= Object Action Complex =

Object-Action Complexes (OACs) are proposed as a universal representation enabling efficient planning and execution of purposeful action at all levels of a cognitive architecture (Kruger 2009, Worgotter 2008, Geib 2006, Piater 2009). OACs combine the representational and computational efficiency for purposes of search (the frame problem) of STRIPS rules and the object- and situation-oriented concept of affordance with the logical clarity of the event calculus. Affordance is the relation between a situation, usually including an object of a defined type, and the actions that it allows. While affordances have mostly been analyzed in their purely perceptual aspect, the OAC concept defines them more generally as state transition functions suited to prediction. Such functions can be used for efficient forward chaining planning, learning, and execution of actions represented simultaneously at multiple levels in an embodied agent architecture.

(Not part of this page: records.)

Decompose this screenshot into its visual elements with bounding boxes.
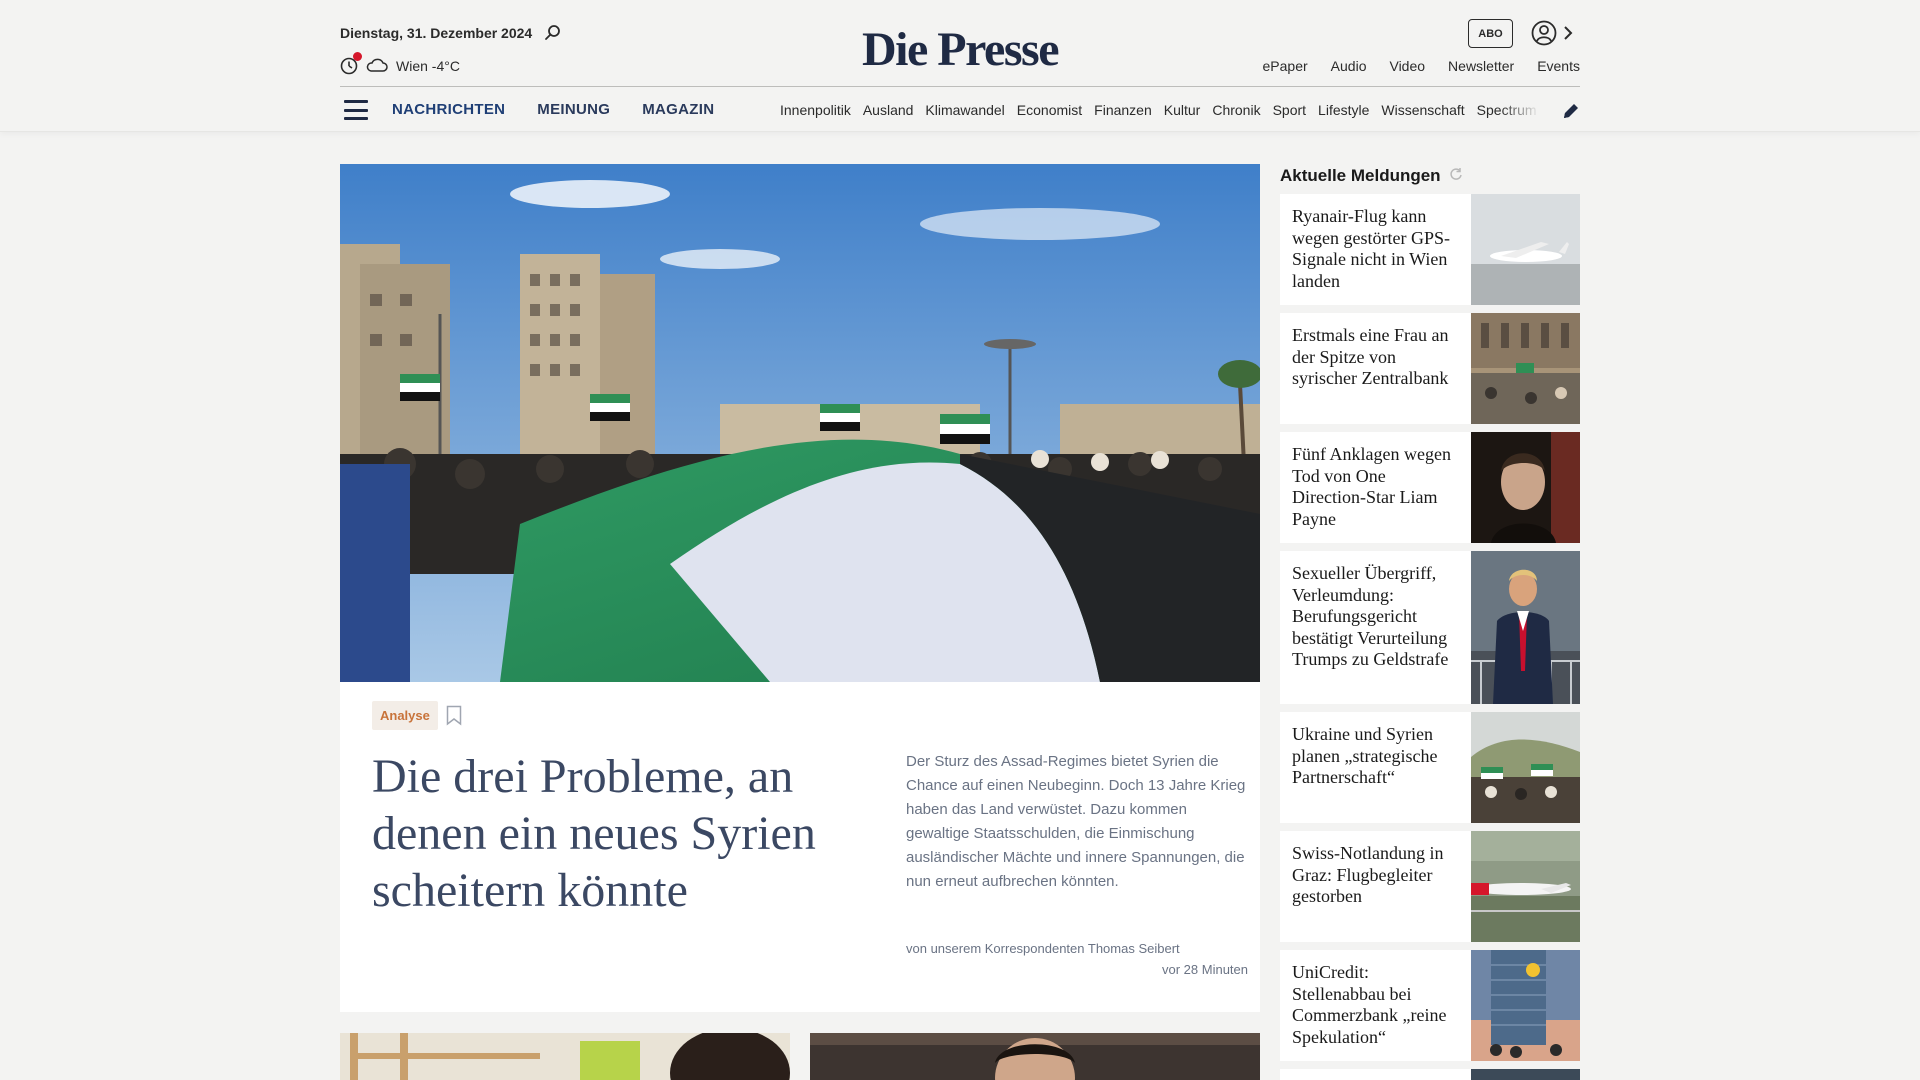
site-header: Dienstag, 31. Dezember 2024 Wien -4°C Di… xyxy=(0,0,1920,132)
service-nav: ePaper Audio Video Newsletter Events xyxy=(1263,58,1580,74)
news-card-headline: UniCredit: Stellenabbau bei Commerzbank … xyxy=(1292,962,1447,1047)
news-card[interactable]: Sexueller Übergriff, Verleumdung: Berufu… xyxy=(1280,551,1580,704)
latest-news-title-text: Aktuelle Meldungen xyxy=(1280,166,1441,185)
section-ausland[interactable]: Ausland xyxy=(863,102,914,118)
chevron-right-icon xyxy=(1563,25,1573,46)
section-nav-fade xyxy=(1500,96,1540,124)
crowd-with-flags-thumbnail xyxy=(1471,712,1580,823)
weather-widget: Wien -4°C xyxy=(340,52,460,75)
service-link-video[interactable]: Video xyxy=(1389,58,1425,74)
swiss-airplane-thumbnail xyxy=(1471,831,1580,942)
main-nav: NACHRICHTEN MEINUNG MAGAZIN xyxy=(392,101,714,118)
news-card-headline: Ryanair-Flug kann wegen gestörter GPS-Si… xyxy=(1292,206,1450,291)
crowd-thumbnail xyxy=(1471,313,1580,424)
section-klimawandel[interactable]: Klimawandel xyxy=(925,102,1004,118)
bookmark-icon[interactable] xyxy=(446,705,462,726)
news-card-headline: Ukraine und Syrien planen „strategische … xyxy=(1292,724,1438,787)
news-timer-icon[interactable] xyxy=(340,52,362,75)
news-card-partial[interactable] xyxy=(1280,1069,1580,1080)
latest-news-sidebar: Aktuelle Meldungen Ryanair-Flug kann weg… xyxy=(1280,164,1580,1080)
abo-button[interactable]: ABO xyxy=(1468,19,1513,48)
header-divider xyxy=(340,86,1580,87)
news-card[interactable]: Ryanair-Flug kann wegen gestörter GPS-Si… xyxy=(1280,194,1580,305)
section-finanzen[interactable]: Finanzen xyxy=(1094,102,1152,118)
service-link-newsletter[interactable]: Newsletter xyxy=(1448,58,1514,74)
cloud-icon xyxy=(366,58,388,75)
service-link-audio[interactable]: Audio xyxy=(1331,58,1367,74)
news-card-headline: Sexueller Übergriff, Verleumdung: Berufu… xyxy=(1292,563,1449,669)
thumbnail-partial xyxy=(1471,1069,1580,1080)
user-account-button[interactable] xyxy=(1531,20,1573,51)
current-date: Dienstag, 31. Dezember 2024 xyxy=(340,25,533,41)
section-sport[interactable]: Sport xyxy=(1273,102,1306,118)
section-lifestyle[interactable]: Lifestyle xyxy=(1318,102,1369,118)
news-card[interactable]: Swiss-Notlandung in Graz: Flugbegleiter … xyxy=(1280,831,1580,942)
user-icon xyxy=(1531,20,1557,51)
news-card[interactable]: Erstmals eine Frau an der Spitze von syr… xyxy=(1280,313,1580,424)
section-economist[interactable]: Economist xyxy=(1017,102,1082,118)
service-link-epaper[interactable]: ePaper xyxy=(1263,58,1308,74)
article-category-tag[interactable]: Analyse xyxy=(372,701,438,730)
hero-article: Analyse Die drei Probleme, an denen ein … xyxy=(340,164,1260,1012)
teaser-image-2[interactable] xyxy=(810,1033,1260,1080)
menu-hamburger-icon[interactable] xyxy=(344,100,368,120)
latest-news-title: Aktuelle Meldungen xyxy=(1280,164,1580,188)
section-kultur[interactable]: Kultur xyxy=(1164,102,1201,118)
section-innenpolitik[interactable]: Innenpolitik xyxy=(780,102,851,118)
news-card[interactable]: UniCredit: Stellenabbau bei Commerzbank … xyxy=(1280,950,1580,1061)
section-wissenschaft[interactable]: Wissenschaft xyxy=(1381,102,1464,118)
man-in-suit-thumbnail xyxy=(1471,551,1580,704)
hero-lead-text: Der Sturz des Assad-Regimes bietet Syrie… xyxy=(906,753,1246,890)
weather-text: Wien -4°C xyxy=(396,58,460,74)
search-icon[interactable] xyxy=(544,24,562,42)
section-nav: Innenpolitik Ausland Klimawandel Economi… xyxy=(780,102,1540,118)
commerzbank-tower-thumbnail xyxy=(1471,950,1580,1061)
hero-byline: von unserem Korrespondenten Thomas Seibe… xyxy=(906,941,1180,956)
news-card-headline: Fünf Anklagen wegen Tod von One Directio… xyxy=(1292,444,1451,529)
nav-meinung[interactable]: MEINUNG xyxy=(537,101,610,118)
hero-timestamp: vor 28 Minuten xyxy=(1162,962,1248,977)
portrait-thumbnail xyxy=(1471,432,1580,543)
site-logo[interactable]: Die Presse xyxy=(859,22,1061,77)
airplane-thumbnail xyxy=(1471,194,1580,305)
nav-nachrichten[interactable]: NACHRICHTEN xyxy=(392,101,505,118)
refresh-icon[interactable] xyxy=(1449,166,1463,186)
section-chronik[interactable]: Chronik xyxy=(1212,102,1260,118)
teaser-image-1[interactable] xyxy=(340,1033,790,1080)
hero-headline[interactable]: Die drei Probleme, an denen ein neues Sy… xyxy=(372,748,872,919)
date-line: Dienstag, 31. Dezember 2024 xyxy=(340,24,562,42)
pencil-icon[interactable] xyxy=(1561,101,1581,121)
notification-dot xyxy=(353,52,362,61)
news-card[interactable]: Fünf Anklagen wegen Tod von One Directio… xyxy=(1280,432,1580,543)
news-card[interactable]: Ukraine und Syrien planen „strategische … xyxy=(1280,712,1580,823)
nav-magazin[interactable]: MAGAZIN xyxy=(642,101,714,118)
hero-image[interactable] xyxy=(340,164,1260,682)
news-card-headline: Erstmals eine Frau an der Spitze von syr… xyxy=(1292,325,1449,388)
news-card-headline: Swiss-Notlandung in Graz: Flugbegleiter … xyxy=(1292,843,1444,906)
service-link-events[interactable]: Events xyxy=(1537,58,1580,74)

The PACO+ project, an Integrated Project funded by the European Commission through its Cognition Unit under the Information Society Technologies of the sixth Framework Programme (FP6), and launched on 1 February 2006, brings together an interdisciplinary research team to design and build cognitive robots capable of developing perceptual, behavioural and cognitive categories that can be used, communicated and shared with other humans and artificial agents. In the project they hypothesize that such understanding can only be attained by embodied agents and requires the simultaneous consideration of perception and action resting on three foundational assumptions:

- Objects and Actions are inseparably intertwined in cognitive processing; that is “Object-Action Complexes” (OACs) are the building blocks of cognition.
- Cognition is based on reflective learning, contextualizing and then reinterpreting OACs to learn more abstract OACs, through a grounded sensing and action cycle.
- The core measure of effectiveness for all learned cognitive structures is: Do they increase situation reproducibility and/or reduce situational uncertainty in ways that allow the agent to achieve its goals?

==Natural language grounding==
The domain of Cognitive robotics tries to recognize manipulation tasks which are demonstrated by humans and other robots. In the simplest form, it's equal to a video parsing system but it can be extended with learning capabilities.

Before a robot can execute tasks, the environment has to perceived with Robotic sensors. The raw data are converted into machine readable information which are enriched with semantic information. Natural language grounding (Symbol grounding problem) is equal to convert the actions of the robot's environment into textual information. Semantic Event Chains and Object-Action complex are used to store the information in a database.